Really? I ran into it every time on a network with at least 10 GBE. SSH encryption is single-threaded, so it'll be bound by your CPU. The faster the single-core performance of you CPU, the highter the throughput.
Did you try to tweak this with permitted ciphers (and their order) to be custom on both ends? With AES-NI it should not be capped at 500 per core. I am asking here, not tested it myself.
This limit is nowadays in the 300-500 MB/s, but depending on the used storage, it'll be the bottle neck for most high end systems. You can run muliple ssh streams which will combine the throughput until you run into another bottleneck. On a private network, you can also just run socat or nc to get much highter transfer rates with send/receive. Maybe wireguard is able to get better throughtput if you run over a non-private network, yet I haven't tried that.

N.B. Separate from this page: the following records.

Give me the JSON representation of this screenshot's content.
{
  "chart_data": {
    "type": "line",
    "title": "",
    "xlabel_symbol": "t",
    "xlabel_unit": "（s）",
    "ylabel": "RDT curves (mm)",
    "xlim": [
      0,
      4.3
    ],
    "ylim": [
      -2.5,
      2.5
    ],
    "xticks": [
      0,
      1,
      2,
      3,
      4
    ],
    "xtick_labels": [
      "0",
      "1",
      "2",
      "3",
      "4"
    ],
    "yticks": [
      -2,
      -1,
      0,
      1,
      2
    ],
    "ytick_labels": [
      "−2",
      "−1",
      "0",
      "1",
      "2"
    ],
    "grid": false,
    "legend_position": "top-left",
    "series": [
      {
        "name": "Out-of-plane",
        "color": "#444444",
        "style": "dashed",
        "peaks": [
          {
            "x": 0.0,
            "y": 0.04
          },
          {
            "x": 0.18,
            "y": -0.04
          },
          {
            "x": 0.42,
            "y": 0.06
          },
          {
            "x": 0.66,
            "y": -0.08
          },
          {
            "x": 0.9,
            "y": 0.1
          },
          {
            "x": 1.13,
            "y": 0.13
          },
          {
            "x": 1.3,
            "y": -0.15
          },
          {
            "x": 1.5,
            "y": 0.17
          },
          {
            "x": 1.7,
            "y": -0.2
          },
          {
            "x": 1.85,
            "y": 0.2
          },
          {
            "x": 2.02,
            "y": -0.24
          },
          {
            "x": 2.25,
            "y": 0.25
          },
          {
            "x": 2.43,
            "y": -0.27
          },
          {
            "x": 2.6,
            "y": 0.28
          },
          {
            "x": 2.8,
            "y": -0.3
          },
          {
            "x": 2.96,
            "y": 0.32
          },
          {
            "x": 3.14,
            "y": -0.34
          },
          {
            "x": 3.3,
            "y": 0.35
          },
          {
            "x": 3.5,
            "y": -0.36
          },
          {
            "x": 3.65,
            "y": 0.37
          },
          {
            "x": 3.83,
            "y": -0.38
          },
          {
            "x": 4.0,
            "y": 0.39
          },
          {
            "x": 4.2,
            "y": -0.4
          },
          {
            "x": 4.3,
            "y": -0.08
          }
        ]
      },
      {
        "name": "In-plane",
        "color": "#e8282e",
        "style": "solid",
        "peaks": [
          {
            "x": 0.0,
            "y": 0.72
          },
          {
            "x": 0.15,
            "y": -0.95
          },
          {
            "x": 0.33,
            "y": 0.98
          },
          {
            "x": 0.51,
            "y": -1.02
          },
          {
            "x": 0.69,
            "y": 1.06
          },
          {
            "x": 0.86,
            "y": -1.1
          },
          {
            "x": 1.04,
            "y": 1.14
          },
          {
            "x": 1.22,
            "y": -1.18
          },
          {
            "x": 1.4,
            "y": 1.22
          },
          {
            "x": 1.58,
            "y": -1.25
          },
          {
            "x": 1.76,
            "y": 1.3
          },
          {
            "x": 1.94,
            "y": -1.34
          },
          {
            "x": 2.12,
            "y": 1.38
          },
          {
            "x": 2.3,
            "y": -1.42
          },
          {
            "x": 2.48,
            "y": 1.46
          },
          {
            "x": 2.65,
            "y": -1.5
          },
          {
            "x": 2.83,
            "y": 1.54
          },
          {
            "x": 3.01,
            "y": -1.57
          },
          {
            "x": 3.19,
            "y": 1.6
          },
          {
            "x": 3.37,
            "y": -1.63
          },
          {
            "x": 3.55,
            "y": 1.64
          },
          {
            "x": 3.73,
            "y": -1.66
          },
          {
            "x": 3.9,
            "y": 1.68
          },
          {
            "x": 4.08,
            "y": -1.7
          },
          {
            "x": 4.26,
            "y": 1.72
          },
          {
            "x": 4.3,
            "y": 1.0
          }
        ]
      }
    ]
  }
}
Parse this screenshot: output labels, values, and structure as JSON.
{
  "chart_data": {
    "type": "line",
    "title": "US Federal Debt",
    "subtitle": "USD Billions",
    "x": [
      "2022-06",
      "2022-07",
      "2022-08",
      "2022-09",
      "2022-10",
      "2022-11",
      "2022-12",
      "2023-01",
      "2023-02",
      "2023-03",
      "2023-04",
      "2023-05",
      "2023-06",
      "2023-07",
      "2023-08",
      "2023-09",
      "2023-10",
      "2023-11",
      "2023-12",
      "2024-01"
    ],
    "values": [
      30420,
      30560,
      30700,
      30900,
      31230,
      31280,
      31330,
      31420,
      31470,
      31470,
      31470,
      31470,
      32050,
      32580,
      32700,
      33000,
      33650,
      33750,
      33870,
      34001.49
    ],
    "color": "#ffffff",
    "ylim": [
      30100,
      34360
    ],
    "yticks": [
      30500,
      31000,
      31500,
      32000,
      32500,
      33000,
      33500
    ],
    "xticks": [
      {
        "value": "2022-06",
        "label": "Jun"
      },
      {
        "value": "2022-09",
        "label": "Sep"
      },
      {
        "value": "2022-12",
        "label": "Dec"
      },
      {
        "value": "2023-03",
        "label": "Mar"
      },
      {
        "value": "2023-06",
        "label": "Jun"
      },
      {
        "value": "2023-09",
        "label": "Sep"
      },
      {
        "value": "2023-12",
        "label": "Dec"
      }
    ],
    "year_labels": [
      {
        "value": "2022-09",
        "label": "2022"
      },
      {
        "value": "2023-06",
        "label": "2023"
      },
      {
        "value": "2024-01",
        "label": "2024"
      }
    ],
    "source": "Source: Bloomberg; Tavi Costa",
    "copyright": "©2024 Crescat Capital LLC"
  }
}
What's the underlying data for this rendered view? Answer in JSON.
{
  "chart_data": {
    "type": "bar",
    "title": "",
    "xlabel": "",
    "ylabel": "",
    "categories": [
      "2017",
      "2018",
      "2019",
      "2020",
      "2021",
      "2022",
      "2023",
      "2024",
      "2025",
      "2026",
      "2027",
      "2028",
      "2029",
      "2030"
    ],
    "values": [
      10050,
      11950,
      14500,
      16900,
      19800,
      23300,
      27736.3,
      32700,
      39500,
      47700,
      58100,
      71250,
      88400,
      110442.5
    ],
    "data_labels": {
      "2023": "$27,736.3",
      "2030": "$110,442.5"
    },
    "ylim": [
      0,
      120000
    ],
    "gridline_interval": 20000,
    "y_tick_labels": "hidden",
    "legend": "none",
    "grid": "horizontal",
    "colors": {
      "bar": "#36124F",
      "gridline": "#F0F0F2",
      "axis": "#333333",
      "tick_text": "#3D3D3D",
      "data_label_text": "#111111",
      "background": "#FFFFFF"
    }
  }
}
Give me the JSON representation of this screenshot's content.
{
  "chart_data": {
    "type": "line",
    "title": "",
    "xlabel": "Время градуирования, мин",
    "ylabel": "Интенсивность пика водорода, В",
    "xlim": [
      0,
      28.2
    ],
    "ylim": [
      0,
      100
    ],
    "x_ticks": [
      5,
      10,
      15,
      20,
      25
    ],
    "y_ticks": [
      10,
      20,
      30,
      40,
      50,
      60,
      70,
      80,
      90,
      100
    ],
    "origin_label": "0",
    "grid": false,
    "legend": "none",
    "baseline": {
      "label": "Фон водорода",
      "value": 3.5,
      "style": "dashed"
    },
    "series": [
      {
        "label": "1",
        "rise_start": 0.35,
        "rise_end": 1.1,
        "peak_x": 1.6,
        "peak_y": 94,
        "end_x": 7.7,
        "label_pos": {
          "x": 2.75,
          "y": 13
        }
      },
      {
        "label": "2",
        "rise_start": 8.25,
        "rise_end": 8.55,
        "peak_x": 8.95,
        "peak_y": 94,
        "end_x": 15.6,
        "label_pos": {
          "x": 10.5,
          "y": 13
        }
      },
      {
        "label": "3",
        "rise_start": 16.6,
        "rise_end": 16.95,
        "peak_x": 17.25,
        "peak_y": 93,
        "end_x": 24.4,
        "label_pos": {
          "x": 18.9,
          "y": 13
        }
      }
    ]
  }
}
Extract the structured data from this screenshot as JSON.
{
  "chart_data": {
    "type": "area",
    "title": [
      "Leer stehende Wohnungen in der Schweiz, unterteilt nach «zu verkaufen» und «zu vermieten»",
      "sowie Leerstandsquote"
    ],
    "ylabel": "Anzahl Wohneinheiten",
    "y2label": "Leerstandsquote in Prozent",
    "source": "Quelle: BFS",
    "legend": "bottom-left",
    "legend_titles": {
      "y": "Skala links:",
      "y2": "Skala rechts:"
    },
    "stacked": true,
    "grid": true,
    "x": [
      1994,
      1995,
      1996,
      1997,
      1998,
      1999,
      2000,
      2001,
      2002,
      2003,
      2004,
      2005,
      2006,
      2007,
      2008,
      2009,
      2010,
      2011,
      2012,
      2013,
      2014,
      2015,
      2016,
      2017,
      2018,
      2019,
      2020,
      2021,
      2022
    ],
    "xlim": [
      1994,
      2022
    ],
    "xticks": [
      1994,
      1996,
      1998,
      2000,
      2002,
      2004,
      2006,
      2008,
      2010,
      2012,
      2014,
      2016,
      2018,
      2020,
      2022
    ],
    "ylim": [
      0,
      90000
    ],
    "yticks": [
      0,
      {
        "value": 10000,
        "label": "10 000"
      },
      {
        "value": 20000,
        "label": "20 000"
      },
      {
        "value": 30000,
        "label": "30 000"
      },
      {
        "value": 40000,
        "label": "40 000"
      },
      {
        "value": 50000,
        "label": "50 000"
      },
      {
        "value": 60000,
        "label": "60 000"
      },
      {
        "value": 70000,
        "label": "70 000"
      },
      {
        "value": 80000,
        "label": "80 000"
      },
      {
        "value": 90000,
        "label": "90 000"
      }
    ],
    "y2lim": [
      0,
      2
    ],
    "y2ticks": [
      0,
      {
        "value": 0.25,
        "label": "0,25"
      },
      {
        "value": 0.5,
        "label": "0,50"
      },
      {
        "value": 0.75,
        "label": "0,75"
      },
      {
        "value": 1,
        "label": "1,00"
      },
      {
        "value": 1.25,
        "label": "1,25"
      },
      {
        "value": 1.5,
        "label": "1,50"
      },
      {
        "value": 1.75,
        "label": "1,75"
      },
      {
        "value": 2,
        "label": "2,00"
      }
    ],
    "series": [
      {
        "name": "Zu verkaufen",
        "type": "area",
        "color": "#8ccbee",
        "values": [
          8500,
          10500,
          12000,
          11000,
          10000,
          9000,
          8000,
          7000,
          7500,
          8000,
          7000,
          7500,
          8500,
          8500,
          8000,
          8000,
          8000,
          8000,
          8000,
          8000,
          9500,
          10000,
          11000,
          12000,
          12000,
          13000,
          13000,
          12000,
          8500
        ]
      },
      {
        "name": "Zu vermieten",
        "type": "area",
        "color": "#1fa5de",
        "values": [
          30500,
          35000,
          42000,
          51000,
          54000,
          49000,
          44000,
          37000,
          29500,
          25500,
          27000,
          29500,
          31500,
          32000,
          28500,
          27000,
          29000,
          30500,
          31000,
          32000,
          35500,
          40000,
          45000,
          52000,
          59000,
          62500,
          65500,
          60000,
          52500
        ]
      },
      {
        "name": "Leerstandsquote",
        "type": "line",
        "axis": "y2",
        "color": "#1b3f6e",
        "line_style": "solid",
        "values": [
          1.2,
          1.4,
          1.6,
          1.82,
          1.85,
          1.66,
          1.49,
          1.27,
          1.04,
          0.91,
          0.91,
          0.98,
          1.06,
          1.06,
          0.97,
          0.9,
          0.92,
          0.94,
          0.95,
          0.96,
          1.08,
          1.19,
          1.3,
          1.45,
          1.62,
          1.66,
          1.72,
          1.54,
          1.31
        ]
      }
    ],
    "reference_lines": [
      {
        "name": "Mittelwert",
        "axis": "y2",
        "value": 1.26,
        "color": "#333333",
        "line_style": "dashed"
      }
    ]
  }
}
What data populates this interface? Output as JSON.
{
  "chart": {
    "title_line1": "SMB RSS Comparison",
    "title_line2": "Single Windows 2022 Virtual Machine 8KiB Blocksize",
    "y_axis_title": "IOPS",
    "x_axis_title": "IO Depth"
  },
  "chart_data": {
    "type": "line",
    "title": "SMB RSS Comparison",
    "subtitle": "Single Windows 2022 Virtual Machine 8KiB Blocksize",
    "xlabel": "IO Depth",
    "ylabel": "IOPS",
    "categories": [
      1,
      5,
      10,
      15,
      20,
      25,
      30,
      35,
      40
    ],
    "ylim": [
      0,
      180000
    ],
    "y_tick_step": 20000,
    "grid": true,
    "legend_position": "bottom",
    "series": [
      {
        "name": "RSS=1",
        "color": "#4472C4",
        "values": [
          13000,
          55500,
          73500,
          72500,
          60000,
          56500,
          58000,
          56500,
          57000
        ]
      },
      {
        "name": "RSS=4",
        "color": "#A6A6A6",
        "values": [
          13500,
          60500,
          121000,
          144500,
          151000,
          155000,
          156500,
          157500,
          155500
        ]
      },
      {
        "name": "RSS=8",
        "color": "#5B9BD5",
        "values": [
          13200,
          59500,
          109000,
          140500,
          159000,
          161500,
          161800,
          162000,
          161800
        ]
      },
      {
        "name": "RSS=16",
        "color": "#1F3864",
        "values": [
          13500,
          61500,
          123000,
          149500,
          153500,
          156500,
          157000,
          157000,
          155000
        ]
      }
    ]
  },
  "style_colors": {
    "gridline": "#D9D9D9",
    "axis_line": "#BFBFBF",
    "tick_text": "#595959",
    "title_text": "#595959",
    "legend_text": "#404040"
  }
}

I would usually run that over something else doing IPsec (you can often squeeze out a lot with "lowering" the HMAC to something like SHA1 because it does not really compromise anything for a good enough encryption - by the time integrity of the data could be compromised the transmission is over) inbetween the two ends.
it's pretty much 500MB/s on a reasonably modern system, yes. like I said, unless your disks on both ends and the network in between are very fast, it won't be the bottle neck (500MB/s is already half of what you effectively get out of a 10Gbit line!). note that zfs send/recv itself is also single-threaded, so the stream it generates will also not have your theoretical max storage speed either. but sure, if you are on a private network, with all flash or massively parallel storage, and with 10Gbit or higher, you can benefit from using a more transparent transport layer.
I never realised zfs send/receive is single core, but I totally had over 20Gbps (no
ssh
there, but mbuffer
) between zfs send/receive on measlyCore i31115G4 (over Thunderbolt point to point) which I believe was limited by the TB.